Like all humans the psychological make-up of a prophet comes into play with the divine message and how it is delivered. During his interrogation, under torture, the Frate admitted that some of the revelations and dreams he related in his sermons were not always his own and that some were certainly embellished or created. Weinstein writes:
In this agony of self-doubt and contrition he faced judges and, with the first turns of the rope, accepted the cup of penitence he had so often urged upon others, accusing himself of worldly ambition, pride, and glory-seeking.
But what preacher has not used similar rhetorical techniques to enhance his message or titillate his hearers? What is obvious in the transcripts from Savonarola’s trial is his desire for honesty and humility. Furthermore, what comes through it that the essential message he delivered was always theologically consistent with the Bible and the Church’s moral teaching.
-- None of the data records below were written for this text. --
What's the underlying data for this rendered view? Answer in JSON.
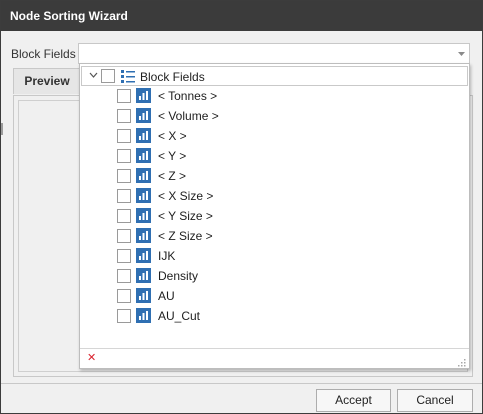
{
  "window": {
    "title": "Node Sorting Wizard"
  },
  "form": {
    "block_fields_label": "Block Fields",
    "block_fields_value": ""
  },
  "tabs": [
    {
      "label": "Preview"
    }
  ],
  "dropdown": {
    "root": {
      "label": "Block Fields",
      "checked": false,
      "expanded": true
    },
    "items": [
      {
        "label": "< Tonnes >",
        "checked": false
      },
      {
        "label": "< Volume >",
        "checked": false
      },
      {
        "label": "< X >",
        "checked": false
      },
      {
        "label": "< Y >",
        "checked": false
      },
      {
        "label": "< Z >",
        "checked": false
      },
      {
        "label": "< X Size >",
        "checked": false
      },
      {
        "label": "< Y Size >",
        "checked": false
      },
      {
        "label": "< Z Size >",
        "checked": false
      },
      {
        "label": "IJK",
        "checked": false
      },
      {
        "label": "Density",
        "checked": false
      },
      {
        "label": "AU",
        "checked": false
      },
      {
        "label": "AU_Cut",
        "checked": false
      }
    ],
    "clear_glyph": "✕"
  },
  "buttons": {
    "accept": "Accept",
    "cancel": "Cancel"
  },
  "colors": {
    "titlebar": "#3b3b3b",
    "field_icon": "#2f6fb2",
    "clear": "#d9232e"
  }
}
For us, Savonarola’s story, as told by Weinstein, is a valuable reflection on Church-state relations. Certainly, his time allowed for a greater co-mingling of the two realms than does ours. This book forces us to not only re-evaluate Savonarola, but more importantly, re-examine the role of prophet in today’s society. Is it possible that a modern day Savonarola might be needed to redirect the moral compass of contemporary American society? Certainly the IRS 501.(c)(3) rule, which prohibits political involvement by the Church in politics under the penalty of the loss of its tax exempt status, discourages such activity? For sure, a true prophet would take the risk and break the law at great personal risk as did Savonarola. A recent message placed in a New York City parish bulletin speaks directly to this issue. The pastor, now under fire for endorsing a political candidate, urged people to vote for Governor Romney because he opposes abortion, same sex marriage and the HHS Mandate. This incident opens the window to a needed debate on how the Church should engage civil society.
Savonarola was burned at the stake for his politics, not for his theology. The current effort on behalf of his cause for canonization by the Dominican Order is noteworthy since it recognizes his personal holiness and theological orthodoxy. His political rehabilitation may be next. Since, according to one of his early biographers, his call for and work on behalf of a democratic and just society “saved the city from chaos and ushered in an extraordinary interlude of peace and Christian living.” Perhaps the Church should take a cue from Savonarola and speak out more forcefully against those who are responsible for promoting offences against God’s laws. The heck with our tax-exemption!